Be ready to go over:
- Pipeline Orchestration – Using tools like Kubeflow, SageMaker Pipelines, or GitHub Actions for automated training, evaluation, and promotion.
- Containerization and Deployment – Packaging models in Docker/Kubernetes and exposing secure REST or gRPC APIs for downstream consumption.
- Model Observability – Instrumenting comprehensive metrics, distributed tracing, and drift/bias detection to ensure continuous improvement of live models.
- Advanced concepts (less common) –
- Quantization and pruning for sub-second latency.
- Tuning GPU/CPU auto-scaling policies to meet strict SLAs.
- Building reusable platform components like feature stores and model registries.
Example questions or scenarios:
- "Describe how you would design an automated CI/CD pipeline for a deep learning model that requires frequent retraining."
- "What strategies do you use to monitor for data drift in a production environment, and how do you handle it when detected?"
- "How would you optimize the inference cost of a large language model deployed on AWS or Azure?"
System Design and Architecture
System design at Amgen requires balancing innovation with practicality, security, and cost. You will be evaluated on your ability to design scalable, secure architectures that integrate seamlessly with existing enterprise systems. Strong candidates will articulate clear business-case skills, modeling Total Cost of Ownership (TCO) versus Net Present Value (NPV).
Be ready to go over:
- Data Ingestion and Feature Engineering – Designing systems to handle complex, high-dimensional datasets, including whole-slide images or radiology modalities (CT, MRI, PET).

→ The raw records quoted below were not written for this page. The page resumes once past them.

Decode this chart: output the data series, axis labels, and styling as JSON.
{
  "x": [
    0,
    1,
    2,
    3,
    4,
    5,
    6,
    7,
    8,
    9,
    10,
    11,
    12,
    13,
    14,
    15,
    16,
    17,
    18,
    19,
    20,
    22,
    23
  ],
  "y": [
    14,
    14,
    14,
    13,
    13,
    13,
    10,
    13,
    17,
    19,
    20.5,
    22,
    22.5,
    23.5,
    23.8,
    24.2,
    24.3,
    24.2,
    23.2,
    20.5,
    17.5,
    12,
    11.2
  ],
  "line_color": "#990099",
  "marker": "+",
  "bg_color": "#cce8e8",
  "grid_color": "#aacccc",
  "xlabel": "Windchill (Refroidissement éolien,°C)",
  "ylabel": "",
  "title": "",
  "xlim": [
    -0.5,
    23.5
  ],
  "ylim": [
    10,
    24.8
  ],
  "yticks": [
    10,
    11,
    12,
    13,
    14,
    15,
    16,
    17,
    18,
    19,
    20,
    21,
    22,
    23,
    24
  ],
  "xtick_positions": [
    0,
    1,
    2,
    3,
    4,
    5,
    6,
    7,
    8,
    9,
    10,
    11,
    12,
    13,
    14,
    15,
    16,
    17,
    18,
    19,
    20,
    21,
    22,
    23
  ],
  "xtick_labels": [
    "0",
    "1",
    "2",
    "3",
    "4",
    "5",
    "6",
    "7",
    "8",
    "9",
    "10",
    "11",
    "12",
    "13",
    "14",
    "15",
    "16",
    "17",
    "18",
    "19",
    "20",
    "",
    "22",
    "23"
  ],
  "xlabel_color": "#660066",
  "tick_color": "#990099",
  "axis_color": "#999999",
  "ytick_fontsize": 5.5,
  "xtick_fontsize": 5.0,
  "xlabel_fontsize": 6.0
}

- Security and Responsible AI – Embedding data encryption, access policies, lineage tracking, and explainability controls into your architecture.
- Full-Stack Integration – Integrating model services with lightweight UI components or workflow engines to deliver insights directly to end-users.
- Advanced concepts (less common) –
- Designing multi-region, highly available ML services.
- Architecting vector databases for enterprise-scale RAG applications.
Example questions or scenarios:
- "Design an end-to-end generative AI platform that allows hundreds of internal practitioners to prototype and deploy models securely."
- "How do you balance the performance benefits of using large foundation models with the associated infrastructure costs?"
- "Walk me through how you would embed data privacy and compliance controls into a pipeline handling sensitive patient imaging data."
Cross-Functional Collaboration and Leadership
As a senior technical authority, you are expected to act as a "player-coach." This area evaluates your stakeholder management, mentorship abilities, and capacity to translate scientific questions into computational solutions. Strong candidates will show a track record of driving engineering velocity and influencing external collaborations.
Be ready to go over:
- Stakeholder Management – Translating complex technical concepts into concise, outcome-oriented narratives for executives and clinicians.
- Mentorship – Providing informal technical guidance to junior scientists and evangelizing best practices across squads.
- Scientific Contribution – Contributing to project-level research questions, study designs, and potentially internal knowledge sharing or publications.
Example questions or scenarios:
- "Tell me about a time you had to explain a complex algorithmic trade-off to a non-technical business leader."
- "How do you approach mentoring a junior data scientist who is struggling to transition their research code into production?"
- "Describe a situation where you had to push back on a proposed modeling approach because it was not fit-for-purpose."